在给定时间戳指定列的情况下,将行分桶到一个或多个时间窗口中.窗口开始是包含的,但窗口结束是独占的,例如12:05 将在窗口 [12:05,12:10) 中,但不在 [12:00,12:05) 中....

因此,在您的 4 小时窗口和 1 小时滑动步骤的情况下,将有 6 个可以应用聚合的存储桶:

[2021-02-20 22:00:00, 2021-02-21 02:00:00) <-- 包含最早 b 的第一个桶 = 2021-02-21 01:00:00[2021-02-20 23:00:00, 2021-02-21 03:00:00)[2021-02-21 00:00:00, 2021-02-21 04:00:00)[2021-02-21 01:00:00, 2021-02-21 05:00:00)[2021-02-21 02:00:00, 2021-02-21 06:00:00)[2021-02-21 03:00:00, 2021-02-21 07:00:00) <-- 包含最新 b 的最后一个桶 = 2021-02-21 03:00:00

我不完全理解我不想使用 WINDOW PARTITION BY ORDER BY..." 因为这将使您能够有效地满足您的要求 为每个输入获取一个输出行,计算为当前小时和前 3 小时的状态.

How can I compute a sliding window in Spark without resorting to spark streaming?

NOTICE: I do not want to use a WINDOW PARTITION BY ORDER BY k ROWS before/after current one, but use the timestamp.
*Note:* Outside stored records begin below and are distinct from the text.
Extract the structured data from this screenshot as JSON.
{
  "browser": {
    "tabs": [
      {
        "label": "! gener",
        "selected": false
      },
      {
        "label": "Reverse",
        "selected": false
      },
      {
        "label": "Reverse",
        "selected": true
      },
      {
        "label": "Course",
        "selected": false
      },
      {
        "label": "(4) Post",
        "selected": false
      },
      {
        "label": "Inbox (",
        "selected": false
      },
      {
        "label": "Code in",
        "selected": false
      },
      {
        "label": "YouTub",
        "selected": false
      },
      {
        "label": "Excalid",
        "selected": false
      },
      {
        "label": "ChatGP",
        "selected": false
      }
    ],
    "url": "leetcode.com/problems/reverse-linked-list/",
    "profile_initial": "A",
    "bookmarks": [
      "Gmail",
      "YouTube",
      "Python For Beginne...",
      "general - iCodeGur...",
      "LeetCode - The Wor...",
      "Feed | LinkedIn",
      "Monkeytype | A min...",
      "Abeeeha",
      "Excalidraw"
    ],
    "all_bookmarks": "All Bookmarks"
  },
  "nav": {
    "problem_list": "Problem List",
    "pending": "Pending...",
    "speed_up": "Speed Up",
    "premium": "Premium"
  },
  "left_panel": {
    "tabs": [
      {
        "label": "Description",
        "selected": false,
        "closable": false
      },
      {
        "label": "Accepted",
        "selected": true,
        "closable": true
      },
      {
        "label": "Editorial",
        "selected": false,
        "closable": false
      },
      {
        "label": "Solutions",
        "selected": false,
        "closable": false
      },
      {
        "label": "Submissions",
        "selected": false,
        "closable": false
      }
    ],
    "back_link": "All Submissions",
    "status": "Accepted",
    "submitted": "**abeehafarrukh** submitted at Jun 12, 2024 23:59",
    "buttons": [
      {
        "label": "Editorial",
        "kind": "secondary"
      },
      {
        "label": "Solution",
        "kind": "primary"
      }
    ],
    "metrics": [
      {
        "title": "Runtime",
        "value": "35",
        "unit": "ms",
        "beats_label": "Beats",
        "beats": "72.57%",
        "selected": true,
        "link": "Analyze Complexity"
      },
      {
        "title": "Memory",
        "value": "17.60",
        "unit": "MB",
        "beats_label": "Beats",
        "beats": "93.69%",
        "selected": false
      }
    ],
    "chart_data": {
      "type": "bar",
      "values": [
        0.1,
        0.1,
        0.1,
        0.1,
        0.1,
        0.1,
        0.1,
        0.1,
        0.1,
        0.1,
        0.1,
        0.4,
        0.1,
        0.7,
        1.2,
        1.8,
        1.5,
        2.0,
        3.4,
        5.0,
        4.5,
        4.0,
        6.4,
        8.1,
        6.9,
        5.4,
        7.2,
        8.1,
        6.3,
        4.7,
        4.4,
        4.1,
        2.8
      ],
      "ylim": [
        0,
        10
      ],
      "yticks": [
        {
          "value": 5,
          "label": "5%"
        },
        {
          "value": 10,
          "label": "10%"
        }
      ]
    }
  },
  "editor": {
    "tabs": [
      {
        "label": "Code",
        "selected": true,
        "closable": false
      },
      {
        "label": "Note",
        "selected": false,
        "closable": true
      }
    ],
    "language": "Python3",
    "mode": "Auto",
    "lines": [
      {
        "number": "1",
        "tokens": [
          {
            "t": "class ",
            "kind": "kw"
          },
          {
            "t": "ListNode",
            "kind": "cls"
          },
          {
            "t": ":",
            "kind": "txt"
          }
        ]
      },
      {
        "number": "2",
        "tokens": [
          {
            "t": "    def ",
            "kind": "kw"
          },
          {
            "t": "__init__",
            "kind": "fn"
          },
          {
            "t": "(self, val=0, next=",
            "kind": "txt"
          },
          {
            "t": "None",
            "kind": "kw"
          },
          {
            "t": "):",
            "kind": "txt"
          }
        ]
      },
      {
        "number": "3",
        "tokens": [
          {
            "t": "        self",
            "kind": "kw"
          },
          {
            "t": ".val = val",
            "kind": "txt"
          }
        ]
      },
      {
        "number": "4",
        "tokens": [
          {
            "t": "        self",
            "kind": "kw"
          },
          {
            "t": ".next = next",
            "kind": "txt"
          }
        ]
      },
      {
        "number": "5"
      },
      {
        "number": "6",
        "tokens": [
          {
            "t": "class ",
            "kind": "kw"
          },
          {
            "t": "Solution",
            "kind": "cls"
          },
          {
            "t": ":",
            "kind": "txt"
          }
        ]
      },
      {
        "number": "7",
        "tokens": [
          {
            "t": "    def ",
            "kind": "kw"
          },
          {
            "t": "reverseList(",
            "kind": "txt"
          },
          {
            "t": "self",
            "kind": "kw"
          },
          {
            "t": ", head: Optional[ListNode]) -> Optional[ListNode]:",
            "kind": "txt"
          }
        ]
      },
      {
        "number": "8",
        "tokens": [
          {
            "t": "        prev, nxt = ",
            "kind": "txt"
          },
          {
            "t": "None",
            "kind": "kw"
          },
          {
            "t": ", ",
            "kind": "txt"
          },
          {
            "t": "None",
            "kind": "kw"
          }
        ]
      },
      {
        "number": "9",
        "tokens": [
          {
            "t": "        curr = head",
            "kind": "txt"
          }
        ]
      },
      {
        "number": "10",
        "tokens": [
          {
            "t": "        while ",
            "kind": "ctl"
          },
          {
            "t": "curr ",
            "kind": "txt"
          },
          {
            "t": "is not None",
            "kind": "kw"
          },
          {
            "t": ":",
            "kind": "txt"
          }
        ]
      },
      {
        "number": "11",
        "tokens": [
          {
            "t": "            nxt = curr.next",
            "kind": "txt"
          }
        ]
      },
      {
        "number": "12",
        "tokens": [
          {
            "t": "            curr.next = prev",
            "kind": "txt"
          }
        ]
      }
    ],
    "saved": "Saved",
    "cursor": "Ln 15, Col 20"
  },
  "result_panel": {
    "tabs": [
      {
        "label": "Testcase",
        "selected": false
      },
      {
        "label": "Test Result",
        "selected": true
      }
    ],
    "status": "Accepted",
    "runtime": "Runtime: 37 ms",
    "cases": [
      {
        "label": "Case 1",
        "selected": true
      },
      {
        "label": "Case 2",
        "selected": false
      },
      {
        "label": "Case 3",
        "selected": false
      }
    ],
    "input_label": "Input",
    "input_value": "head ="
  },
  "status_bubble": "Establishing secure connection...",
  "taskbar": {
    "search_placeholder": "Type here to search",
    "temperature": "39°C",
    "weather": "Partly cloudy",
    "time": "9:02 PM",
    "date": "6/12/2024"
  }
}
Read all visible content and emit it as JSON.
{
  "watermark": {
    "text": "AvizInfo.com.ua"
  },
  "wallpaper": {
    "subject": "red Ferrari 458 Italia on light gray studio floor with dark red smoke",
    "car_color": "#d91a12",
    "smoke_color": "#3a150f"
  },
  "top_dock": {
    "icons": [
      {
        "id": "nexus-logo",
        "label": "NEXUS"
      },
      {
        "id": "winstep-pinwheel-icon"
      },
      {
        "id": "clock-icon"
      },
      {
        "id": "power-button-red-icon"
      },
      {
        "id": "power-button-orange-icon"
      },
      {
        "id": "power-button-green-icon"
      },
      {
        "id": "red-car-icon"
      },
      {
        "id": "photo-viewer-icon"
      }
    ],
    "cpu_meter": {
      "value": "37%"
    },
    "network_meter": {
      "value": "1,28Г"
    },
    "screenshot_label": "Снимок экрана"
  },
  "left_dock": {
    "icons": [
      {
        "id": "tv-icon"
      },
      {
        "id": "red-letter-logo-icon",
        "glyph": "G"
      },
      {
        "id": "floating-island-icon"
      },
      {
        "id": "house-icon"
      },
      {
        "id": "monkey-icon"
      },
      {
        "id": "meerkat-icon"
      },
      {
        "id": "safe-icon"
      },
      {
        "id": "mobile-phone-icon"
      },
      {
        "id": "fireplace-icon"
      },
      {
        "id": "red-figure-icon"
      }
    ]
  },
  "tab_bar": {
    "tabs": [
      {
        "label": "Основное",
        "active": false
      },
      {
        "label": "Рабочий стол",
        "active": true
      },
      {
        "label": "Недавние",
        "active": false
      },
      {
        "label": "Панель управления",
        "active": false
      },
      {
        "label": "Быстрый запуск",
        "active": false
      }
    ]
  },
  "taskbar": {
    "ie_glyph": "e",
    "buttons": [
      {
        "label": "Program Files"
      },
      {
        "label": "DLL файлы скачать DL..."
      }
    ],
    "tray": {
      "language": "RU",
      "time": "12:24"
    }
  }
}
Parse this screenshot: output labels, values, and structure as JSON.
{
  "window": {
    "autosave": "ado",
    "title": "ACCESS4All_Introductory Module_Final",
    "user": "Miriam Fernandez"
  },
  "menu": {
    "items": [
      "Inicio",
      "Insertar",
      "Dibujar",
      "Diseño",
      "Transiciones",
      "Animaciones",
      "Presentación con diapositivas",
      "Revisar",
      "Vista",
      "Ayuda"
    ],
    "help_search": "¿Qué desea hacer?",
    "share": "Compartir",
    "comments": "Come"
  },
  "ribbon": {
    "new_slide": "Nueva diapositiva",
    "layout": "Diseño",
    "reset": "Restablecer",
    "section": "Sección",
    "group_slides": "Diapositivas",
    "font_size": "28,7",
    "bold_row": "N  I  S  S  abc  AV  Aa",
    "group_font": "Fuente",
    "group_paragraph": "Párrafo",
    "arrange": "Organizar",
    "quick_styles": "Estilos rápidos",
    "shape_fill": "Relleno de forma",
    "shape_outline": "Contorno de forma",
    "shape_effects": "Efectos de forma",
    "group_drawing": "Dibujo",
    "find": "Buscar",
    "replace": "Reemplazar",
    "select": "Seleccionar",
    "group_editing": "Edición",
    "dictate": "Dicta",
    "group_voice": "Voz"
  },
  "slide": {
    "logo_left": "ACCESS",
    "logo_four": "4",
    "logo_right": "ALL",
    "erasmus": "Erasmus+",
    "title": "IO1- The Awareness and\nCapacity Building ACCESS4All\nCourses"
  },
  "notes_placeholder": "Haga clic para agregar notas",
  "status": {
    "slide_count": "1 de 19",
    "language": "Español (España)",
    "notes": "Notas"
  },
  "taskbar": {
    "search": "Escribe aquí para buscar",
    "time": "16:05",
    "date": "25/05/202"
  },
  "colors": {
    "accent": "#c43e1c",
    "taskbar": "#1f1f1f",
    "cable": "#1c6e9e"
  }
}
The window operator has such a mode:

from pyspark.sql import SparkSession
spark = SparkSession.builder.getOrCreate()
df = spark.createDataFrame([{"a": "x", "b": "2021-02-21 01:00:00", "c": "3"},
                            {"a": "x", "b": "2021-02-21 02:00:00", "c": "4"},
                            {"a": "x", "b": "2021-02-21 03:00:00", "c": "2"}])

hour_interval = str(4) + ' hour'
sliding_window = str(60) + ' minute'
from pyspark.sql.functions import col, min, max, sum, when, lit, window, date_format
import time

df_aggregated_time_window = df.groupBy("a", window("b", windowDuration=hour_interval,
                                slideDuration=sliding_window, startTime="30 minute")).agg(min("c").alias("min_c"))
df_aggregated_time_window.show(truncate=False)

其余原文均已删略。